Methods: 6,719 pregnant women have enrolled in the North American AED (antiepileptic drug) Pregnancy Registry since 1997. Information on AED use, demographic characteristics, vitamin use, medications and recreational drugs was collected in three telephone interviews. The diagnosis of malformations in infants up to 12 weeks of age was based on the mother's report and confirmed by medical records. The comparison group was pregnant friends and family members (not taking AED) of enrolled women. The relative risk (RR) and 95% confidence interval (CI) of major malformations for the most common polytherapies were determined.

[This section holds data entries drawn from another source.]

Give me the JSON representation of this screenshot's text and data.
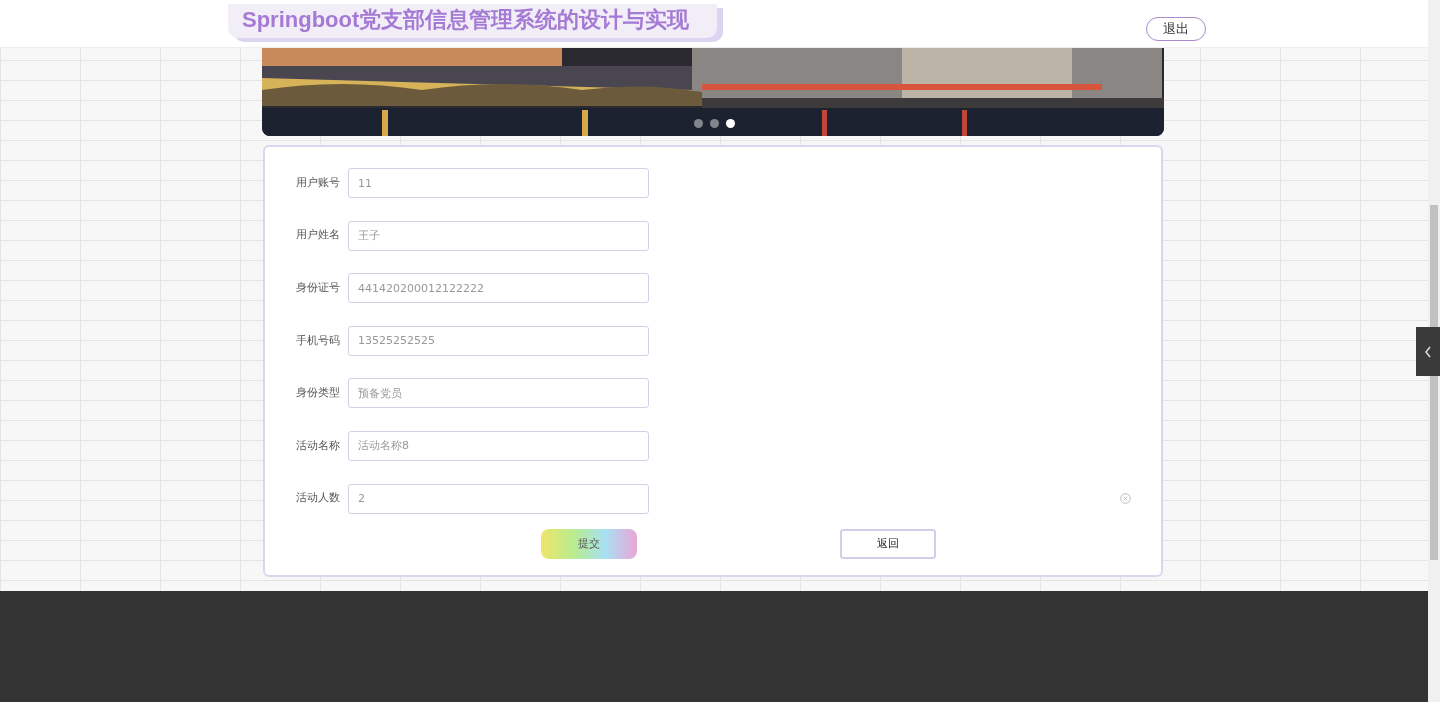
{
  "header": {
    "title": "Springboot党支部信息管理系统的设计与实现",
    "logout": "退出"
  },
  "banner": {
    "kind": "picture",
    "dots": [
      {
        "selected": false
      },
      {
        "selected": false
      },
      {
        "selected": true
      }
    ]
  },
  "form": {
    "fields": [
      {
        "label": "用户账号",
        "value": "11"
      },
      {
        "label": "用户姓名",
        "value": "王子"
      },
      {
        "label": "身份证号",
        "value": "441420200012122222"
      },
      {
        "label": "手机号码",
        "value": "13525252525"
      },
      {
        "label": "身份类型",
        "value": "预备党员"
      },
      {
        "label": "活动名称",
        "value": "活动名称8"
      },
      {
        "label": "活动人数",
        "value": "2"
      }
    ],
    "buttons": [
      {
        "label": "提交",
        "kind": "primary"
      },
      {
        "label": "返回",
        "kind": "secondary"
      }
    ]
  }
}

Results: The most common polytherapy combinations included either carbamazepine (n=344) or lamotrigine (n=461). The risks of malformations were 1.7% for non-exposed control infants, in comparison to 15.8% for carbamazepine plus valproate exposed (RR 9.5; 95% CI 3.2-27.9) and 9.4% for lamotrigine plus valproate exposed infants (RR 5.7; 95% CI 1.8-17.9). In contrast, there was no significant increase for infants exposed to either carbamazepine (n= 306; RR=1.2; 95% CI 0.38-3.6) or lamotrigine (n=408; RR= 1.9; 95% CI 0.73-5.0) plus non-valproate anticonvulsant drugs.

Conclusions: Counseling women about the fetal risks from AED polytherapy must be based on the specific drugs included. Combinations which include valproate pose a higher risk than those without this drug.